If we are talking about the economy, the last two or three years have been a time when hitherto unheard of stories began coming out of North Korea with ever greater frequency. Indeed, from late 2012, the North Korean government began to quietly implement reform policies highly reminiscent of what China did back in the late 1970s. Such reformist policies largely centred around two important documents, namely, the so-called ‘June 28th Instructions’ of 2012 and the so-called ‘May 30th Measures’ of 2014.
The most important part of these sets of policies was a far reaching change to North Korea’s incentive mechanism in agriculture. The ‘June 28th Instructions’ envisioned that farmers would be permitted to work in family-based teams and allowed to retain 30% of the harvest. As economists often say, incentives work, and sometimes even work wonders. Working under the new system, North Korean farmers have produced more food than at any time in the last 25 years, bringing the country quite close to the goal of food self-sufficiency.

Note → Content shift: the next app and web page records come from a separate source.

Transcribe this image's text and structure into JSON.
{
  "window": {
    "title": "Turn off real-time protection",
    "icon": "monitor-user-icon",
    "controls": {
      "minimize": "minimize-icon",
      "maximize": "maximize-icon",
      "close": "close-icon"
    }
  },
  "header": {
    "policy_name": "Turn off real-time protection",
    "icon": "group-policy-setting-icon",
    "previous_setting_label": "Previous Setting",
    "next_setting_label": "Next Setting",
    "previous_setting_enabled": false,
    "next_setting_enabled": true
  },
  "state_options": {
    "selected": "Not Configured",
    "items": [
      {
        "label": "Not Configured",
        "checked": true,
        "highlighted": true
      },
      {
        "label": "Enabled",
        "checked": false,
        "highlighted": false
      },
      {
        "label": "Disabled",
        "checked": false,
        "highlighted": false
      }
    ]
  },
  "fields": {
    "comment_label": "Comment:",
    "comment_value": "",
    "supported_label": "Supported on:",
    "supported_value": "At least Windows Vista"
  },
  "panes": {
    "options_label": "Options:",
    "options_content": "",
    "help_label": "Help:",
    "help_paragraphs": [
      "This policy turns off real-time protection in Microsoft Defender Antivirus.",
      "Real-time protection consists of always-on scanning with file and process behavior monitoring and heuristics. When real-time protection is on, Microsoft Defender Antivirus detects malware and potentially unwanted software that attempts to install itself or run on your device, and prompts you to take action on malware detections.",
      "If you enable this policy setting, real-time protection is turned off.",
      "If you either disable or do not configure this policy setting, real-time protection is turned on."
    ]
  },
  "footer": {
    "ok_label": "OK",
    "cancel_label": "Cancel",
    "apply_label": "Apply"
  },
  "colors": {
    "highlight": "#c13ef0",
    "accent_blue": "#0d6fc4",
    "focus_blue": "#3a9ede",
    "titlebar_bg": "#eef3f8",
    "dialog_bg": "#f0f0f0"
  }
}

The ‘May 30th Measures’ were even more ambitious in their scope. The measures allowed factory managers to buy industrial supplies and produce at market, while also being permitted to sell what their factories were to produce to whomsoever they pleased. They were also given the right to hire and fire personnel at will, as well as setting wages at levels they choose. This system was first implemented in early 2013 in some experimental enterprises. Such enterprises were easy to spot because workers there were paid what can be described as exorbitant wages by North Korean standards. Musan Iron Mine, for instance, being one such experimental enterprise, pays its workers 300,000-400,000 won a month (roughly 100 times what workers would get paid under the old system).
Slowdown but no reversal
The ‘May 30th Measures’ envisioned that the new system would be expanded to include all North Korean enterprises, but this is not what has happened. Reports emanating from North Korea in the last two months leave little doubt that the expected transformation has at best been postponed, at worst, cancelled entirely. Right now, only a minority of North Korean industrial enterprises have been allowed to implement the new model.

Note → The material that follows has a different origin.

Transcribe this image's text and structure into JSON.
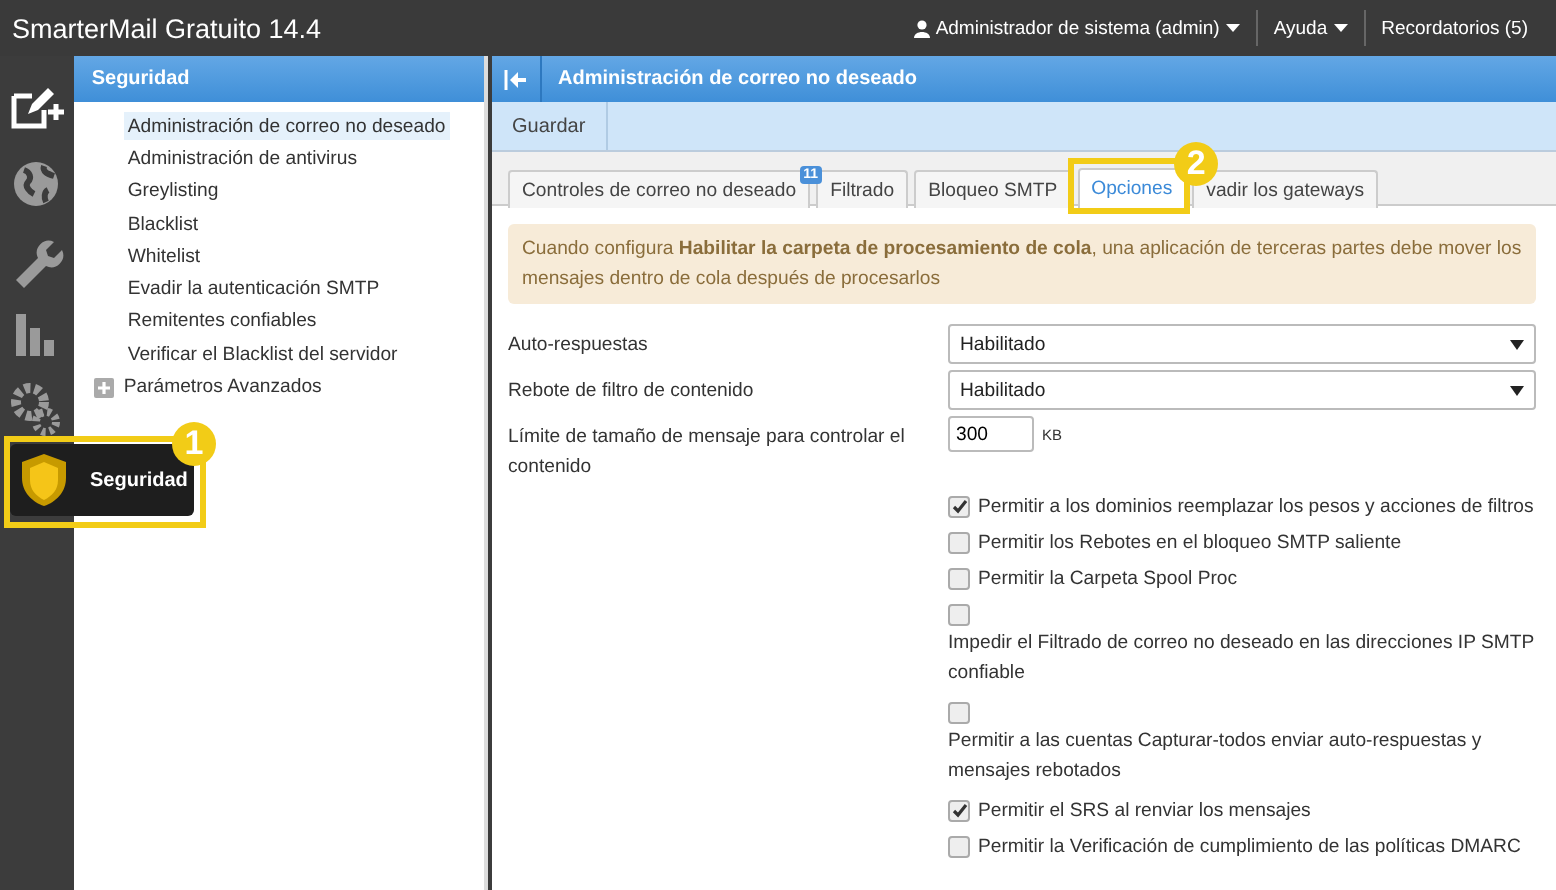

What happened? Frankly, it is unlikely we will receive a definite answer to this question any time soon. Of course, it is quite possible that Kim Jong Un suddenly changed his mind and decided to stop reformist activities that he found to be politically dangerous and ideologically suspicious. It is also possible that the reforms faced determined opposition from conservative members of the bureaucracy and military. Last, but not least, it is also possible that North Korean leaders have come to understand the problems that such reforms would face without prior and proper changes to the financial system.
Whatever the reasons, it is clear that the North Korean government has decided to slow down the reform process. At the same time, there has as yet been no reversal.
One can only hope that the North Korean government will not spend too much time in such oscillations between reformism and conservativism. Time is running out for Kim Jong Un, and this is largely because of popular political psychology.
Kim Jong Un, contrary to what many might believe, is quite popular in North Korea. According to many inside and outside the country, the ordinary North Koreans have pinned their hopes on Kim Jong Un for improving their lot. If he wants to succeed, he should not waste the potential that such popular support gives him. Many changes are potentially controversial and painful, and popularity can help smooth the process.
However, reservoirs of good will are depleted unless leaders live up to expectations. Painful reforms need to be implemented quickly, if he waits too long such reforms could prove to be dangerous.
Unlike his father and grandfather, Kim Jong Un cannot afford to ignore the popular will. His father and grandfather had a great deal of control over society and they could always count on the North Korean people’s docility and obedience. However, the surveillance network is not what it was twenty years ago. People are increasingly aware about how poor their country is and how prosperous China and South Korea are. They can also make a living outside government structures, making them potentially less easy to control.
Thus, in such circumstances, it is crucial that Kim Jong Un does not waste time. Let us hope that reforms will get back on track because they may otherwise be grave for Kim Jong Un and the North Korean people alike.